What causes Behcet’s Disease?

Behcet’s is one of the few forms of vasculitis in which there is a known genetic predisposition. The presence of the gene HLA–B51 is a risk factor for this disease. However, it must be emphasized that presence of the gene in and of itself is not enough to cause Behcet’s: many people possess the gene, but relatively few develop Behcet’s. Despite the predisposition to Behcet’s conferred by HLA–B51, familial cases are not the rule, constituting only about 5% of cases. Thus, it is believed that other factors (perhaps more than one) play a role. Possibilities include infections and other environmental exposures.

How is Behcet’s Disease Diagnosed?

There is not one specific test to diagnose Behcet’s. Rather the diagnosis is based on the occurrence of symptoms and signs that are compatible with the disease. The presence of certain features that are particularly characteristic (e.g., oral or genital ulcerations), elimination of other possible causes of the patient’s symptoms, and if possible, proof of vasculitis by biopsy of an involved organ would together support a diagnosis of Behcet’s.

A positive pathergy test can be supportive of the diagnosis of Behcet’s but is not diagnostic by itself of the condition. A pathergy test is a simple test in which the forearm is pricked with a small, sterile needle. Occurrence of a small red bump or pustule at the site of needle insertion constitutes a positive test. Please note, that although a positive pathergy test is helpful in the diagnosis of Behcet’s, only a minority of Behcet’s patients demonstrate the pathergy phenomenon (i.e., have positive tests). Patients from the Mediterranean region are more likely to demonstrate pathergy. In addition, other conditions can occasionally result in positive pathergy tests, so the test is not 100% specific.

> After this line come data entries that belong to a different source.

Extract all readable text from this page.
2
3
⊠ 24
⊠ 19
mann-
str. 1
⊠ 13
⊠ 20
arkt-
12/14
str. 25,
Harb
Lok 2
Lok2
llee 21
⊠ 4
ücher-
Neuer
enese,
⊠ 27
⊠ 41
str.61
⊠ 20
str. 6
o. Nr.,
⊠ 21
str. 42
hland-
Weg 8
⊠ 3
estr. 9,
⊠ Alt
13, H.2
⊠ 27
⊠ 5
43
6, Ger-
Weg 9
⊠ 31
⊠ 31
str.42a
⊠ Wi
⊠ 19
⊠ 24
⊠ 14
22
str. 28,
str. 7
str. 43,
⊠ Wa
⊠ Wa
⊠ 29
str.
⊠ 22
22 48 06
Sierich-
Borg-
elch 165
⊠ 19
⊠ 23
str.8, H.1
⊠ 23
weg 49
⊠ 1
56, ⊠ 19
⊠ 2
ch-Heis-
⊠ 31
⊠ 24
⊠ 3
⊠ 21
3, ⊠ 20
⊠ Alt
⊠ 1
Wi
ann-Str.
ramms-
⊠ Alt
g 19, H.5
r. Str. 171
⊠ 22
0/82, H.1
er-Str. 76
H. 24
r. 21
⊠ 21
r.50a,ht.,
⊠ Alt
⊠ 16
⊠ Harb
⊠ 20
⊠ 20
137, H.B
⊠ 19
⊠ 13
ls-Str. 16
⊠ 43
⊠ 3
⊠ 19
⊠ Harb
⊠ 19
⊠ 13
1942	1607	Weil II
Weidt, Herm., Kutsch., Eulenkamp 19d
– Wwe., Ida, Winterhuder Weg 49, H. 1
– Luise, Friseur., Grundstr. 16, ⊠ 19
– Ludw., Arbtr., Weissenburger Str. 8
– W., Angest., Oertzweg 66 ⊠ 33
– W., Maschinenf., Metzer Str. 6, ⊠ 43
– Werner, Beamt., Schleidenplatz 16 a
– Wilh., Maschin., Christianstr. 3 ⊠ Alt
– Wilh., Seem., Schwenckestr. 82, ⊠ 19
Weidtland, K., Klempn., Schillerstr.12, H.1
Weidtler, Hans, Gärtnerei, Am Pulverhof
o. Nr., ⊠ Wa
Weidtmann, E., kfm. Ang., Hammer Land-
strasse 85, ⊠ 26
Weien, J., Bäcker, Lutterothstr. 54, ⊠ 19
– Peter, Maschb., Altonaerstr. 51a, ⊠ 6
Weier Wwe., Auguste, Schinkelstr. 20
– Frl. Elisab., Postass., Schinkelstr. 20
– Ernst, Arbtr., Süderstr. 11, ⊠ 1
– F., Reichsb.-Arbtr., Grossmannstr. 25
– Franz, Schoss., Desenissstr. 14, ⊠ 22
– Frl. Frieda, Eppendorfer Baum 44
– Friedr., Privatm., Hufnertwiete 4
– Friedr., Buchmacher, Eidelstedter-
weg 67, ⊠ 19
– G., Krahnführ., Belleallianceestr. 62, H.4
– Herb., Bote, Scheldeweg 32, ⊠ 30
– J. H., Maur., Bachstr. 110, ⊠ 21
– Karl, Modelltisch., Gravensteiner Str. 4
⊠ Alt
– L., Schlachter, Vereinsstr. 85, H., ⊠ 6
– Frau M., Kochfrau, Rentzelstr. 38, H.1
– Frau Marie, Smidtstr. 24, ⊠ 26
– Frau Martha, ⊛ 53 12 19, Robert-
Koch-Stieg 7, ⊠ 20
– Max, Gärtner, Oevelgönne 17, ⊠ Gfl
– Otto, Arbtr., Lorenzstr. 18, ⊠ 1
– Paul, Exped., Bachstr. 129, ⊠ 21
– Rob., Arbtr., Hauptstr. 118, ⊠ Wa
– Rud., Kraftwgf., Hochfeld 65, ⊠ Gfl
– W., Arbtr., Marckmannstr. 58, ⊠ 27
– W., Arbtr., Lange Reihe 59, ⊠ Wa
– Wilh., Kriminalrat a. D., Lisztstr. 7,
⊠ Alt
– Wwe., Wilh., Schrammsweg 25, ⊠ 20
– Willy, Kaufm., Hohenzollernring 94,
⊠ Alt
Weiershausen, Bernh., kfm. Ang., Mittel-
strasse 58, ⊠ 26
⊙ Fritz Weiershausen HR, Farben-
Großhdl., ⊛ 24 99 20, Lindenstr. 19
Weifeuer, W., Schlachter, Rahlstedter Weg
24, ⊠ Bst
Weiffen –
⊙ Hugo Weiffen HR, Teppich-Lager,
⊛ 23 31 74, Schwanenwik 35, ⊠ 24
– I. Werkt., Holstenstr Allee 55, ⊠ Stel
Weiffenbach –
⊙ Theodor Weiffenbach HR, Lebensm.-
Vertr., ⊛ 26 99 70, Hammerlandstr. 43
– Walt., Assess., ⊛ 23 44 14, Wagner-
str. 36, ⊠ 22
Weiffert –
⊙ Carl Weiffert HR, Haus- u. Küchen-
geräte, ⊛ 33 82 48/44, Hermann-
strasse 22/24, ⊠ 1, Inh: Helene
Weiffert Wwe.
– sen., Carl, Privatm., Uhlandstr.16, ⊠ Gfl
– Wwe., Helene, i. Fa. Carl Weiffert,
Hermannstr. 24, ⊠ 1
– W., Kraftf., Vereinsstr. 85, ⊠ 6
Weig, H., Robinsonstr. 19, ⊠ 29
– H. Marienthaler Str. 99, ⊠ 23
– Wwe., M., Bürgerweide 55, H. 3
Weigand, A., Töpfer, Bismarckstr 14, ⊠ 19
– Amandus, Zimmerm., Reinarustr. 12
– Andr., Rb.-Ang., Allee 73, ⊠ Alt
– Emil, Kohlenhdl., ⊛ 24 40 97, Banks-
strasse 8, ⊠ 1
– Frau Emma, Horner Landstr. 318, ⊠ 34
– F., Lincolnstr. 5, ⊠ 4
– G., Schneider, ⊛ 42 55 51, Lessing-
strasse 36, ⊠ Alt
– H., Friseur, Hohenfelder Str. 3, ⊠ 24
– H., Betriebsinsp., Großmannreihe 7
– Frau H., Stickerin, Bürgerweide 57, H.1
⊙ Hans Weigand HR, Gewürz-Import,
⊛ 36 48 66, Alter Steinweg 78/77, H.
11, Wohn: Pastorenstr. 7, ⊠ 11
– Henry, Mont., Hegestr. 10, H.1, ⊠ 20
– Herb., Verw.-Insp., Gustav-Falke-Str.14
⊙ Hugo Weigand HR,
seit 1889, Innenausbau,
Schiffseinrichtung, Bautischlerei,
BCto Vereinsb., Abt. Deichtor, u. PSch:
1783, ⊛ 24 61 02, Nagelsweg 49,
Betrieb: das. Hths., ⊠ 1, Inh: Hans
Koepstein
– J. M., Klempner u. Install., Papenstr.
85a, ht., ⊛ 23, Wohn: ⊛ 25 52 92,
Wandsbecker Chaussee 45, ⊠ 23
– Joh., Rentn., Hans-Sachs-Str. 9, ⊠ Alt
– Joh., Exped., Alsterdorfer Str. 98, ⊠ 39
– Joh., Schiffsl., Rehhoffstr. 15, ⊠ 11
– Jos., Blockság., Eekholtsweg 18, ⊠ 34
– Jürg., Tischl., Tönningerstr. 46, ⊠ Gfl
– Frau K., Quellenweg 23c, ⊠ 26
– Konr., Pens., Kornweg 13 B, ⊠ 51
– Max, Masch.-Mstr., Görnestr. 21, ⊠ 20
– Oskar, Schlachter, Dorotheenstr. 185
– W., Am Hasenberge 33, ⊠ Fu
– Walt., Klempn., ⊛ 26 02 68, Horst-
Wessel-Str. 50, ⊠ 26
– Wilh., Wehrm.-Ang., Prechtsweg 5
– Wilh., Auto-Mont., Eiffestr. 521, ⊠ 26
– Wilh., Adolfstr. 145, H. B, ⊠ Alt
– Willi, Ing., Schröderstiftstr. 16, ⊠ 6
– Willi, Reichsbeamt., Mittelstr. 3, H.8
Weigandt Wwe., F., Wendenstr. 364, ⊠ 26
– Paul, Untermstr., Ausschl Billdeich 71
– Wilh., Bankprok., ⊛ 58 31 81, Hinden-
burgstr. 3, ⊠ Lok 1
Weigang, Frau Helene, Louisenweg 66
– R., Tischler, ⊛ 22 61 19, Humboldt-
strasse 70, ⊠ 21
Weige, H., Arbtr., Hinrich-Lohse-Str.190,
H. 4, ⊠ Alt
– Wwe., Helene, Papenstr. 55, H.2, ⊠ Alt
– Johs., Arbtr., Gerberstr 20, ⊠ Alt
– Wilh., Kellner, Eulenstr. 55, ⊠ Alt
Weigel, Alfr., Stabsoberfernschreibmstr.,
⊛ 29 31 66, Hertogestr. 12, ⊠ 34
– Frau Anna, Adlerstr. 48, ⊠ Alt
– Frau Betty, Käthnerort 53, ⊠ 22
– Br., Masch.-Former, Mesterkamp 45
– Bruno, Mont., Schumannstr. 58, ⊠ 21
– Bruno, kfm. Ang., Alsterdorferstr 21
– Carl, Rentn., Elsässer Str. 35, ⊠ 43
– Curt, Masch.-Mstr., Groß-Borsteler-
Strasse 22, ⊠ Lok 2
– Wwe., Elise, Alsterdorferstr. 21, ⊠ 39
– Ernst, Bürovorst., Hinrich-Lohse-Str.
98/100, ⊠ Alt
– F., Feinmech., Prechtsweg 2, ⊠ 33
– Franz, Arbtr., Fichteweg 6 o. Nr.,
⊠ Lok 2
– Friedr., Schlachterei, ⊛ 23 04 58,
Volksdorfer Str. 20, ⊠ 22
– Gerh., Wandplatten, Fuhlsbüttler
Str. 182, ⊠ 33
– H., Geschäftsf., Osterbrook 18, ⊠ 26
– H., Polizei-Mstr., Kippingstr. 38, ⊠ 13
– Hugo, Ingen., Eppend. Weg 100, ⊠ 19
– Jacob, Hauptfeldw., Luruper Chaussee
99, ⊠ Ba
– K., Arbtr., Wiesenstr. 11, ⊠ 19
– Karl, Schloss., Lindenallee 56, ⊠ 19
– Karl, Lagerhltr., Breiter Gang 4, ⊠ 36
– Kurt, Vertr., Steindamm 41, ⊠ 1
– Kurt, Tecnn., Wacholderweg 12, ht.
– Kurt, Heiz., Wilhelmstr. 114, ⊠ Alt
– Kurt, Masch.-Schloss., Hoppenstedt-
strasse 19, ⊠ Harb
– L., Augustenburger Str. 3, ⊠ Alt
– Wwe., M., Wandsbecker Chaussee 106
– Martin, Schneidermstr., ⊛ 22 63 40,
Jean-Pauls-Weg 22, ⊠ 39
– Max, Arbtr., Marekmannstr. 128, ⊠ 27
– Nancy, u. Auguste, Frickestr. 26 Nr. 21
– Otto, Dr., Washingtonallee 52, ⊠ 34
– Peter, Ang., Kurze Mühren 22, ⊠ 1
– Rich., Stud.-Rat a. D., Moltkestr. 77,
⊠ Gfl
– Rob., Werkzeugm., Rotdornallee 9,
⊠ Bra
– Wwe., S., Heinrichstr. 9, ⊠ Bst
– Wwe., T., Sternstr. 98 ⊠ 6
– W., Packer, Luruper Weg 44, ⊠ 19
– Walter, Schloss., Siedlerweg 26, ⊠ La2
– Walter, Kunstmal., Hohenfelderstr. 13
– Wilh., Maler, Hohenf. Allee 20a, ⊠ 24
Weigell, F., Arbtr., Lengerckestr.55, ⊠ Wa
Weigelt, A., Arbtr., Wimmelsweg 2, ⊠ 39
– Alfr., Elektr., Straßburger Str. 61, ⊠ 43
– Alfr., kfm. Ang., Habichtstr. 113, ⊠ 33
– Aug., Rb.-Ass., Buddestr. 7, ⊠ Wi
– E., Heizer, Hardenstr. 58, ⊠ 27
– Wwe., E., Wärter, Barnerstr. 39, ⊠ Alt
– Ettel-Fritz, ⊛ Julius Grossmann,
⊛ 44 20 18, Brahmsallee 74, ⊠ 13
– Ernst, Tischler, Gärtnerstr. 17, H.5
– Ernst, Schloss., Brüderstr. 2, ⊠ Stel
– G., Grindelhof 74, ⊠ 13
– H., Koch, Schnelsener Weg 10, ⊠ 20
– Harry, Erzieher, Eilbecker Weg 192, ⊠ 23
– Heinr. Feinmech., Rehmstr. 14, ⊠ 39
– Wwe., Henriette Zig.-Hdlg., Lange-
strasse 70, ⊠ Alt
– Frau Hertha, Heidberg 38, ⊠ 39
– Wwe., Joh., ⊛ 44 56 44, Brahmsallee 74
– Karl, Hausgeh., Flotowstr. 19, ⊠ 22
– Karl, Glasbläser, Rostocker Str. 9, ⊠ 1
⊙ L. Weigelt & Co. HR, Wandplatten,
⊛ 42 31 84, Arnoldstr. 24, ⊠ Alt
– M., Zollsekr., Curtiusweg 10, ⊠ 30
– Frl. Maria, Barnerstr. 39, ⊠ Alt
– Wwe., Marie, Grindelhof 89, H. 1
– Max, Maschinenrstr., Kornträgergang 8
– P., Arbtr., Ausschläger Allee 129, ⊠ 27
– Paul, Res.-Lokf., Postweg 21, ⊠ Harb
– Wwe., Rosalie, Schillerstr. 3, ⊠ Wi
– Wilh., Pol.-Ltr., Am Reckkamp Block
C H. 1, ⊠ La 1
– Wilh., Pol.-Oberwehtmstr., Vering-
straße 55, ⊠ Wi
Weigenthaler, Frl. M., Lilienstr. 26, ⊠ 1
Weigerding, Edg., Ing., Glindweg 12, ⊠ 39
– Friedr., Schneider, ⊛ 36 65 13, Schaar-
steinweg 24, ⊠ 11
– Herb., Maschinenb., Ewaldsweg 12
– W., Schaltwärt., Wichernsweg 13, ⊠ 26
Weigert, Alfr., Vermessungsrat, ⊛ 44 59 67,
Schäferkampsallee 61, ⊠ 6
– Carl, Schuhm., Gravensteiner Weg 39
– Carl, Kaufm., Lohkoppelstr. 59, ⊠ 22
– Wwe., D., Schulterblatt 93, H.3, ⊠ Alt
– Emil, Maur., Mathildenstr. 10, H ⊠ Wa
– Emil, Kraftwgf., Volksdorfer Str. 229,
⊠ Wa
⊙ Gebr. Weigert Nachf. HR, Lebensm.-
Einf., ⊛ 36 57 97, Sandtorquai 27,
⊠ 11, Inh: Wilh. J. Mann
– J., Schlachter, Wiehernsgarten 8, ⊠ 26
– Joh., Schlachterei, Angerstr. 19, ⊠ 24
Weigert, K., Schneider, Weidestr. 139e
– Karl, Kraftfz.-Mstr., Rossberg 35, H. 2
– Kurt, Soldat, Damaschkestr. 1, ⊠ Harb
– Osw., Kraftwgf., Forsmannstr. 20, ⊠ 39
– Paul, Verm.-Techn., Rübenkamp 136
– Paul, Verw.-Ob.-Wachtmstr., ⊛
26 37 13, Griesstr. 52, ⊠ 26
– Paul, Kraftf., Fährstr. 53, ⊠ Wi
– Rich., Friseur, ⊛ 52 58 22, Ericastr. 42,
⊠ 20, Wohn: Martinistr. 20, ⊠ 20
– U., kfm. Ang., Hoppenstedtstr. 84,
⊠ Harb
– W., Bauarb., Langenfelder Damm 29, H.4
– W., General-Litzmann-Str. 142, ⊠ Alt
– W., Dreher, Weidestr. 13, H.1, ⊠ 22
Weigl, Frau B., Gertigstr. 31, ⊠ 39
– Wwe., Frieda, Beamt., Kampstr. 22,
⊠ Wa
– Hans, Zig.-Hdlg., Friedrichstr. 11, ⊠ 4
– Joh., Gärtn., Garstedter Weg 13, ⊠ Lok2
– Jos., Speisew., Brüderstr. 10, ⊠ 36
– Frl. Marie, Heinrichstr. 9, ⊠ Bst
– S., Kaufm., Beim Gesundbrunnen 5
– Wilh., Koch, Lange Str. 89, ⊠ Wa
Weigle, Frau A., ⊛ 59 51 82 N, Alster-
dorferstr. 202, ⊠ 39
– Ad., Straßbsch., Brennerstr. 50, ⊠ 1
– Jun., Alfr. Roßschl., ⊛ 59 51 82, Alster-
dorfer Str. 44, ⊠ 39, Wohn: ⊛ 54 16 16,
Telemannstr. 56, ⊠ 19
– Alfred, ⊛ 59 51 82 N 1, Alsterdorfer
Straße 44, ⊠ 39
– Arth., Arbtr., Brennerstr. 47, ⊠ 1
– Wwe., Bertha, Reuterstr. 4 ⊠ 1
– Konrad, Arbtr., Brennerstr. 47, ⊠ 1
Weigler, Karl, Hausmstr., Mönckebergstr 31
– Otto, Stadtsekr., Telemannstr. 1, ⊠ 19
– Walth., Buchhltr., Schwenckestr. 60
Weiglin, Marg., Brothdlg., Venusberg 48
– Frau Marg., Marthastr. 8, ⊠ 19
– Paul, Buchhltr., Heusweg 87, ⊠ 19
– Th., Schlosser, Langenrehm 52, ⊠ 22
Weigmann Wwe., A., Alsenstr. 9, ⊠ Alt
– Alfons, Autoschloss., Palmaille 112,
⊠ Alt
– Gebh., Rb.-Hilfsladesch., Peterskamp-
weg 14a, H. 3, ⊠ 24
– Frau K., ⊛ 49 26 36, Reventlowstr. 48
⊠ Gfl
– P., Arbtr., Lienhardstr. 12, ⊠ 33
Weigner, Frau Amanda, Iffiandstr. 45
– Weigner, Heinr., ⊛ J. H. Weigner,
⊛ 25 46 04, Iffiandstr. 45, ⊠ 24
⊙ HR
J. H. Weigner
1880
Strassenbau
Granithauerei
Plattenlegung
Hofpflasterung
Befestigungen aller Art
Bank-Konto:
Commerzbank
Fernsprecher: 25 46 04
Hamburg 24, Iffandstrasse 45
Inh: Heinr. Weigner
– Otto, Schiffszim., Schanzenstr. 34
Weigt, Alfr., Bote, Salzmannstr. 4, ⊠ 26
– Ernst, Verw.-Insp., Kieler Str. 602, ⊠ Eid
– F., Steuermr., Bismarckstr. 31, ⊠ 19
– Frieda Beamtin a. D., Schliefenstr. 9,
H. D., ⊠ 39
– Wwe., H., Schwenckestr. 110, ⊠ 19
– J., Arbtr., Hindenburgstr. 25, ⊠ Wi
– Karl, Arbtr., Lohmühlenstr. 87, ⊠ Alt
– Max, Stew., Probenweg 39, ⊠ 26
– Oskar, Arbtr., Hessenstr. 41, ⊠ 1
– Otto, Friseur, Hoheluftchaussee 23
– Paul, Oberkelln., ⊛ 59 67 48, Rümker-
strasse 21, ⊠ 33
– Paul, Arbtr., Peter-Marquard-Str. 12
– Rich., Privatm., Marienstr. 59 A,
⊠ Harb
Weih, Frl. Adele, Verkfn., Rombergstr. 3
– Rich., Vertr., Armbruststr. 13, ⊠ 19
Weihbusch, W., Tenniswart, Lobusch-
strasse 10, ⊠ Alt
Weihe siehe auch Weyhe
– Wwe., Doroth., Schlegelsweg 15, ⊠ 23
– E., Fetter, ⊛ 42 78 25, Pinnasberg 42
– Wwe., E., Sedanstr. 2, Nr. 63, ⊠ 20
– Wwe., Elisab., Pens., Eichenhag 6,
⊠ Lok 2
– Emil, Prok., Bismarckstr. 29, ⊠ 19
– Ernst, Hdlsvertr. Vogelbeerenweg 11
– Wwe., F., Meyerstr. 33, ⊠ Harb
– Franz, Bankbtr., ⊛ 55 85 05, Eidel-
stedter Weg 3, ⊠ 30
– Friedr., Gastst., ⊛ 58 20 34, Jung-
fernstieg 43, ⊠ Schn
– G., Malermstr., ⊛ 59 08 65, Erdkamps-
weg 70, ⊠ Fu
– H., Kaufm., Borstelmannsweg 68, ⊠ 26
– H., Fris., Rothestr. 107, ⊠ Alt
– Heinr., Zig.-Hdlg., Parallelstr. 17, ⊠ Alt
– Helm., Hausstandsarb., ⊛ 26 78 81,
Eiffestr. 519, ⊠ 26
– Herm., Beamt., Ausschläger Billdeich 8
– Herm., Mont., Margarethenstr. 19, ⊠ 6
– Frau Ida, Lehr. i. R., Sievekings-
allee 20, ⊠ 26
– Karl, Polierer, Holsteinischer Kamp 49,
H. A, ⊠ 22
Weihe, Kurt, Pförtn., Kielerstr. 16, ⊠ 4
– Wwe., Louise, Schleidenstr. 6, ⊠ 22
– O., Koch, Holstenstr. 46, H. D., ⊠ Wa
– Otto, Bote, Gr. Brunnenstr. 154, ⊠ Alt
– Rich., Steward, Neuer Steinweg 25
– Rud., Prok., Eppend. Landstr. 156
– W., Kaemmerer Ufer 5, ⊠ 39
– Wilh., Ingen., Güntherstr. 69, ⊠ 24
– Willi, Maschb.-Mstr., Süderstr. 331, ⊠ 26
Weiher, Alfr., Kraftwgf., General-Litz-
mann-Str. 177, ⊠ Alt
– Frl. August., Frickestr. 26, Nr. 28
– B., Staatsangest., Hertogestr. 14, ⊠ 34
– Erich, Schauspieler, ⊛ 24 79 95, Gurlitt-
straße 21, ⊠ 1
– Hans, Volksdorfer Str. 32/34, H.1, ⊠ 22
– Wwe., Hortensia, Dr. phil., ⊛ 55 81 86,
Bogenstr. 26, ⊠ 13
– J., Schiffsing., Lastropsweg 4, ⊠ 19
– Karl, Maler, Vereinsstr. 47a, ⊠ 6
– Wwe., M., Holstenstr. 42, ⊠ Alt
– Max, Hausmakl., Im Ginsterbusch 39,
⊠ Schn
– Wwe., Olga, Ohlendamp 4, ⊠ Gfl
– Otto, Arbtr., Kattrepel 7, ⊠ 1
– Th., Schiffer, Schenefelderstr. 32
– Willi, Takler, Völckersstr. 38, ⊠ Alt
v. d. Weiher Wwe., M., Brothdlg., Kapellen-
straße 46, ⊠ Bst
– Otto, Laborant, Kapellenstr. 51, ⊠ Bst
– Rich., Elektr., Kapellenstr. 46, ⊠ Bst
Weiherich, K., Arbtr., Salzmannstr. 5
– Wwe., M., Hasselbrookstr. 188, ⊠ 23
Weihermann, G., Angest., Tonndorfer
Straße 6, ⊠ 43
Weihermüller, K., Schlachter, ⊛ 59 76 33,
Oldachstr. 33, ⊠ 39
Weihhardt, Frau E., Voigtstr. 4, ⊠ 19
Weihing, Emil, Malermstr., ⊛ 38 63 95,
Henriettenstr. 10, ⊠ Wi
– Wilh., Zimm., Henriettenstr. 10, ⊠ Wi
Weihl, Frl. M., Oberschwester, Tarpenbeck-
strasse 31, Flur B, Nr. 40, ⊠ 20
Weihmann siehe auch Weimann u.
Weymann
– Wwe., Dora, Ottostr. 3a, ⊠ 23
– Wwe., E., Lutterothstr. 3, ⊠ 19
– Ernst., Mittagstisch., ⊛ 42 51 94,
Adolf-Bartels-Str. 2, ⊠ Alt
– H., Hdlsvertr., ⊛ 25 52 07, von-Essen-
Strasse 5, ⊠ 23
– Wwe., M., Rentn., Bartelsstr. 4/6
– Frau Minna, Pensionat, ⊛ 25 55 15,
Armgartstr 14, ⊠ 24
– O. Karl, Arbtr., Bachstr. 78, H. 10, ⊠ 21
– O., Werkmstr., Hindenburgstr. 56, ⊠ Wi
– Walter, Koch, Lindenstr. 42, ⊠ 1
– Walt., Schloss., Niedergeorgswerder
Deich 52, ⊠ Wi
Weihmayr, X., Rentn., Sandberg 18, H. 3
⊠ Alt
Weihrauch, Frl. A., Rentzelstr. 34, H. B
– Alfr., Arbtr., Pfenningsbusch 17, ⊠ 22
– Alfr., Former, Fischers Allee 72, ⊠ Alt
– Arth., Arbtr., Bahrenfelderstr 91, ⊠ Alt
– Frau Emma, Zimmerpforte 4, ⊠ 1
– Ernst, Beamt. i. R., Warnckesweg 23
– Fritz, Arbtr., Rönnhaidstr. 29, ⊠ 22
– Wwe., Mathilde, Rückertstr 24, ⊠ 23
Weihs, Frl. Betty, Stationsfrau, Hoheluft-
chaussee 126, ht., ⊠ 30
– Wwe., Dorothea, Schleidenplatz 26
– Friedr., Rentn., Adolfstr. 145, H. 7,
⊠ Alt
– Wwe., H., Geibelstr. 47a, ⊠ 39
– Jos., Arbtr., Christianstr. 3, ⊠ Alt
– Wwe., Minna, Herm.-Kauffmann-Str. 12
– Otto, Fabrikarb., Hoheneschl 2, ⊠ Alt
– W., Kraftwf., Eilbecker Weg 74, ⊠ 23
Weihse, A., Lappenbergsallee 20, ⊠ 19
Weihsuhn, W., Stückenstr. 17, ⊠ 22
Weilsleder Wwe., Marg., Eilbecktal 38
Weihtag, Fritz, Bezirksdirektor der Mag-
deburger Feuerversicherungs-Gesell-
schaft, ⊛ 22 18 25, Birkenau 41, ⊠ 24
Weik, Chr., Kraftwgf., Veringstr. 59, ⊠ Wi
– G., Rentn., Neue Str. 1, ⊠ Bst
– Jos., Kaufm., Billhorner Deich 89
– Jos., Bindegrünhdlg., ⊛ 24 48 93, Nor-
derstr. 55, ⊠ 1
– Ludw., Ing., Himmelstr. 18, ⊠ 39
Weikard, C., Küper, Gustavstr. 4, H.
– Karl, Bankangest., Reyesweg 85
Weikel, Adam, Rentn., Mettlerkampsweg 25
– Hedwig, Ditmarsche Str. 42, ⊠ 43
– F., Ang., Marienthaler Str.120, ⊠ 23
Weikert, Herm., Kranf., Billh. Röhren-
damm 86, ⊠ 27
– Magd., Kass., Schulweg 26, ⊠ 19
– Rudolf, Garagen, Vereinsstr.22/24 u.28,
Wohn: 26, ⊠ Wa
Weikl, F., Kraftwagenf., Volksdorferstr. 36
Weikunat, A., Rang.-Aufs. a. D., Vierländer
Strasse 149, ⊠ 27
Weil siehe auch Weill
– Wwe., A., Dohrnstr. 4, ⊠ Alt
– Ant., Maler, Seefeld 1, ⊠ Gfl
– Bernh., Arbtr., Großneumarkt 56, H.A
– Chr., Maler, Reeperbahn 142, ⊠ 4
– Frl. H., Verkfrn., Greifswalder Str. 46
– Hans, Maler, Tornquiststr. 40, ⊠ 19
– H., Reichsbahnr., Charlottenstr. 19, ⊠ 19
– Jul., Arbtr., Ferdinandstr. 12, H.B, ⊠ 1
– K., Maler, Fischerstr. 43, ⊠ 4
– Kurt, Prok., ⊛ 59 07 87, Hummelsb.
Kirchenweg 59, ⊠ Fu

Pictured below is an example of the pathergy test; 1) taken at the time when the patient was “stuck” with the sterile needle; 2) shows the area immediately after the stick; 3) & 4) show the area one day and two days after the needle stick, respectively.

Treatment and Course of Behcet’s Disease

For disease that is confined to mucocutaneous regions (mouth, genitals, and skin), topical steroids and non–immunosuppressive medications such as colchicine or dapsone may be effective. Apremilast (Otezla) is now FDA-approved for treatment of oral ulcers in Behcet’s. Moderate doses of systemic corticosteroids are also frequently required for disease exacerbations. Some patients require chronic, low doses of prednisone or conventional immunosuppressives such as (azathioprine) to keep the disease under control.

In the event of serious end–organ involvement such as eye or central nervous system disease, both high doses of prednisone and some other form of immunosuppressive treatment are usually necessary. Immunosuppressive agents used in the treatment of Behcet’s include azathioprine, cyclosporine, cyclophosphamide, and TNF-alpha inhibitors (infliximab, adalimumuab). Cyclophosphamide is generally used in life-threatening disease, such as central nervous system involvement. Blood clots can be another manifestation of Behcet’s, and in some scenarios blood thinners may be used in treatment.